Extensor muscle-preserving laminectomy in treating multilevel cervical spondylotic myelopathy compared with laminoplasty

Zhiming Yu, Da He, Jiachao Xiong, Zhimin Pan, Lingxuan Feng, Jiang Xu, Zhimin Han, Cristian Gragnaniello, Hisashi Koga, Kevin Phan, Parisa Azimi, Jong-Joo Lee, Yoon Ha, Kai Cao


Background: Laminectomy and laminoplasty are popularly used in posterior cervical spine surgery but still have involved complications. We aimed to compare the clinical outcomes of microscope-assisted extensor muscle-preserving laminectomy (MA-EMPL) and open-door laminoplasty (ODLP) in treating multilevel cervical spondylotic myelopathy (MCSM).

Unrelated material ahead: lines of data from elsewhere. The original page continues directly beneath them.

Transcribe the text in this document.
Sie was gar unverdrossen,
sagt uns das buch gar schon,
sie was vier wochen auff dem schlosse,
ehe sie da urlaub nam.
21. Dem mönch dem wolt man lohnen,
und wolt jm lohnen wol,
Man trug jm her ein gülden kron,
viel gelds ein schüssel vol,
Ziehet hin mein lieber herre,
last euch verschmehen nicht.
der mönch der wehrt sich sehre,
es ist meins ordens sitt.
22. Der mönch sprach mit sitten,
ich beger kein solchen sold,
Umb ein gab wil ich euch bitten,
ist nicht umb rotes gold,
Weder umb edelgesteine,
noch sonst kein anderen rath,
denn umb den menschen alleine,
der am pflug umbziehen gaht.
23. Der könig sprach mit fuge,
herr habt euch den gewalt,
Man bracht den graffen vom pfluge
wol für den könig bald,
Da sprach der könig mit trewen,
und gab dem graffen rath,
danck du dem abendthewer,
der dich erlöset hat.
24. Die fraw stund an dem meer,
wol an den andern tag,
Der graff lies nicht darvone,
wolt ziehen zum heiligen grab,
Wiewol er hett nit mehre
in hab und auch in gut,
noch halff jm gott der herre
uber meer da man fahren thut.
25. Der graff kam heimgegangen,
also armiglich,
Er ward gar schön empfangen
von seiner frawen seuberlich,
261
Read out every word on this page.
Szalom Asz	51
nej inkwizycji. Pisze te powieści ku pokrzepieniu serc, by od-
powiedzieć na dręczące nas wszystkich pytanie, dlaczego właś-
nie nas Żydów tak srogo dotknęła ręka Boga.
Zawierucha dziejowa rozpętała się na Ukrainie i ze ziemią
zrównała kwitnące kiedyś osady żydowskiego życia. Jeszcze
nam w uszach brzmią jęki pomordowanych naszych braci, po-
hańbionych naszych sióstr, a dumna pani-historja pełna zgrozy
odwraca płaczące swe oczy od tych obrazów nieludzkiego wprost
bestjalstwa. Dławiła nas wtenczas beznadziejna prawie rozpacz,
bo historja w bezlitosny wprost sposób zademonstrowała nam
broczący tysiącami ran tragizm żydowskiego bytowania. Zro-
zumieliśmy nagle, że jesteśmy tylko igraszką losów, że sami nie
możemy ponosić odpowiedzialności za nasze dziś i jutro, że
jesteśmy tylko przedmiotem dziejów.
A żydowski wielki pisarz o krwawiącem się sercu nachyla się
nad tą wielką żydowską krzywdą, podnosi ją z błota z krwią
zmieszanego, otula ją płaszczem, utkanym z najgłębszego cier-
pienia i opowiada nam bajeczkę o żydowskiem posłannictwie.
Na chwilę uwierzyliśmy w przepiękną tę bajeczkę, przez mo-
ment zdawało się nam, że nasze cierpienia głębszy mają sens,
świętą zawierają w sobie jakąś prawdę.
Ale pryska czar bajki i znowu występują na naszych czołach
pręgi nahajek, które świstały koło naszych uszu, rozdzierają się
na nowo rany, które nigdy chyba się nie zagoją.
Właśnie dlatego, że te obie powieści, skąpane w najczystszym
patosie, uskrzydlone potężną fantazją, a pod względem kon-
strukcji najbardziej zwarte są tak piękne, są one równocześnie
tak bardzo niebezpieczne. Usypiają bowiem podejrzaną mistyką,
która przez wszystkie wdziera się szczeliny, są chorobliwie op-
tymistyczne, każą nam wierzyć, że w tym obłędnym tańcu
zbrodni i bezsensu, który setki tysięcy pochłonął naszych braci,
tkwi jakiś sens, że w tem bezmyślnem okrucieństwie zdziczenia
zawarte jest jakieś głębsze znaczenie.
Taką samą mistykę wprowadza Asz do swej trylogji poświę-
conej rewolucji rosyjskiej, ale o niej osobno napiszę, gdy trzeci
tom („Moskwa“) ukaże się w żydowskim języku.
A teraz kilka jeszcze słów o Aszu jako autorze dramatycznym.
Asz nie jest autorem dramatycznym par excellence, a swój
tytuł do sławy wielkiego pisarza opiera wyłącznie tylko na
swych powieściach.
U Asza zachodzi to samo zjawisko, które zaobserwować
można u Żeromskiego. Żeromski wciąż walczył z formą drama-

Methods: A prospective study was designed to enroll twenty patients with MCSM underwent MA-EMPL, and recruit twenty-four patients with MCSM received ODLP (control). Radiographic measurements, outcome indicators including Japanese Orthopedic Association (JOA) score and visual analogue score (VAS) were used to evaluate technical effectiveness. Surgical complications were documented to assess technical safety.
Results: Postoperative cervical curvature index and range of neck motion (ROM) were not significantly changed except ROM in ODLP group. Postoperative JOA score and VAS in both groups showed improvements at final follow-up. There was no statistical difference in postoperative neurological recovery rates between two groups (67.6%±17.8% vs. 70.15%±19.6%, P=0.632). However, VAS was significantly lower at postoperative 1 month in MA-EMPL group compared with ODLP group (P<0.001). The incidences of C5 palsy were 0 vs. 16.7% between MA-EMPL group and ODLP group. There was no axial symptom occurred in MA-EMPL group while six patients in ODLP group (0 vs. 25%, P=0.049). In addition, the mean blood loss and hospital stay were lesser in MA-EMPL group compared with ODLP group (P<0.001, P=0.002, respectively).
Conclusions: MA-EMPL is an effective, safe and minimally invasive method in treatment of MCSM. Compared with ODLP, MA-EMPL has advantage to decrease intraoperative blood loss, hospital stay, postoperative VAS and axial symptom, as well as preserve postoperative ROM.